Market cap is based on circulating supply (tokens actually trading). But there's another trap: if most tokens are still locked, the current market cap looks small while the fully diluted valuation is enormous.

As new tokens continuously unlock and hit the market, the price faces downward pressure even without any bad news. That's why you must study a project's tokenomics before buying.

How to use market cap for a quick assessment

Market cap helps you place a coin into the right "weight class":

  • Large cap (like Bitcoin, Ethereum): more stable, relatively lower volatility, hard to 10x quickly but also hard to go to zero.
  • Mid cap: a balance between risk and potential.
  • Small cap: strong upside potential but very high risk, and easily manipulated. See market manipulation signs to avoid.

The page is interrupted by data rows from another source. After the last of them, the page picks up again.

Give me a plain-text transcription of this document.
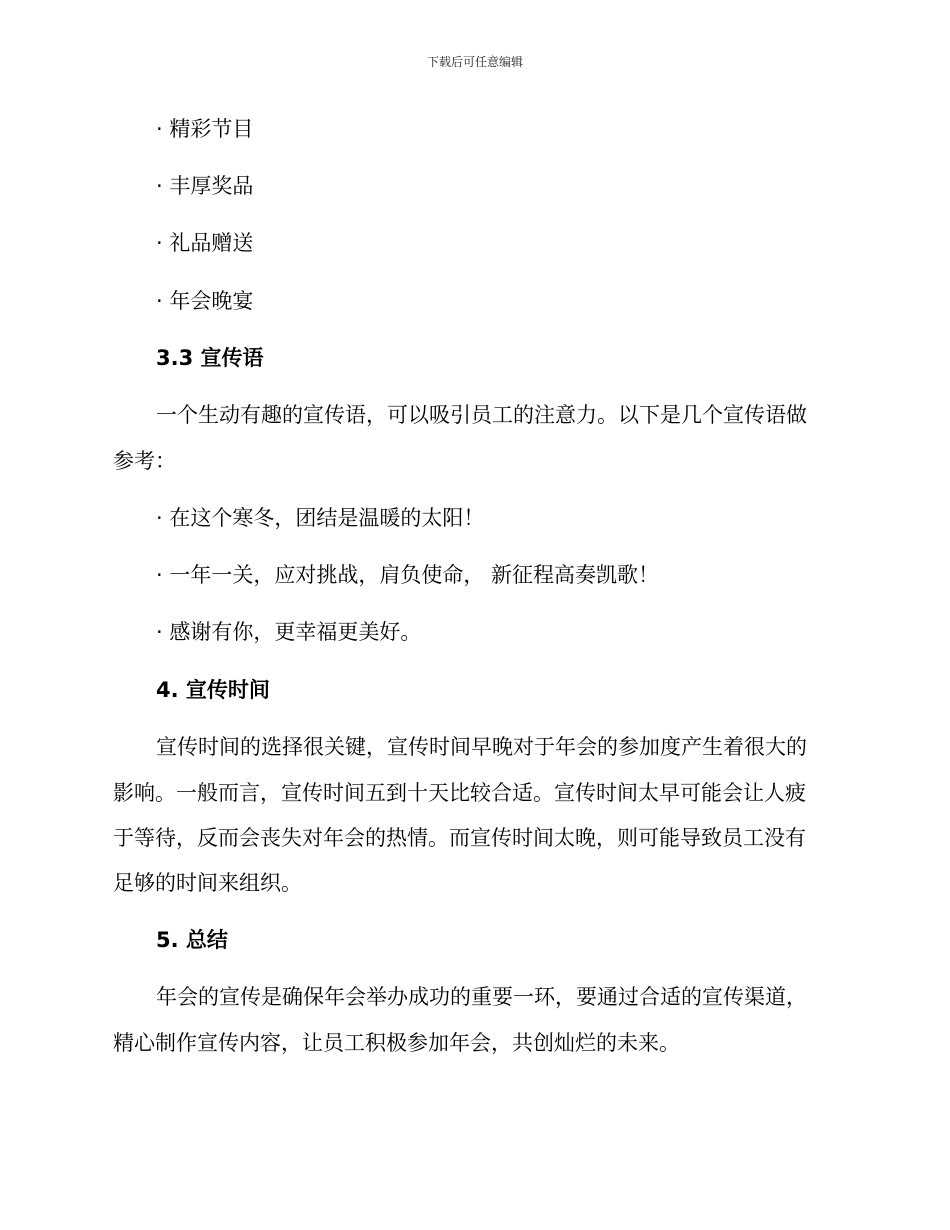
下载后可任意编辑
· 精彩节目
· 丰厚奖品
· 礼品赠送
· 年会晚宴
3.3 宣传语
一个生动有趣的宣传语，可以吸引员工的注意力。以下是几个宣传语做
参考：
· 在这个寒冬，团结是温暖的太阳！
· 一年一关，应对挑战，肩负使命， 新征程高奏凯歌！
· 感谢有你，更幸福更美好。
4. 宣传时间
宣传时间的选择很关键，宣传时间早晚对于年会的参加度产生着很大的
影响。一般而言，宣传时间五到十天比较合适。宣传时间太早可能会让人疲
于等待，反而会丧失对年会的热情。而宣传时间太晚，则可能导致员工没有
足够的时间来组织。
5. 总结
年会的宣传是确保年会举办成功的重要一环，要通过合适的宣传渠道，
精心制作宣传内容，让员工积极参加年会，共创灿烂的未来。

A useful question before buying: "For this coin to 10x, what would its market cap have to be — and is that number realistic?" That question instantly dissolves the "cheap coin, easy 100x" illusion.

The same applies to stocks

This principle also holds for stocks: a stock priced at $200 isn't "more expensive" than one at $20. You have to look at market cap (price × shares outstanding) and valuation metrics like P/E. Price per unit, standing alone, is always meaningless.

Conclusion

The rule to burn into memory: never judge an asset by its per-unit price. A coin at $0.001 may already be overpriced; a coin at $50,000 may still have room to grow. It all comes down to market cap relative to the project's real value and potential.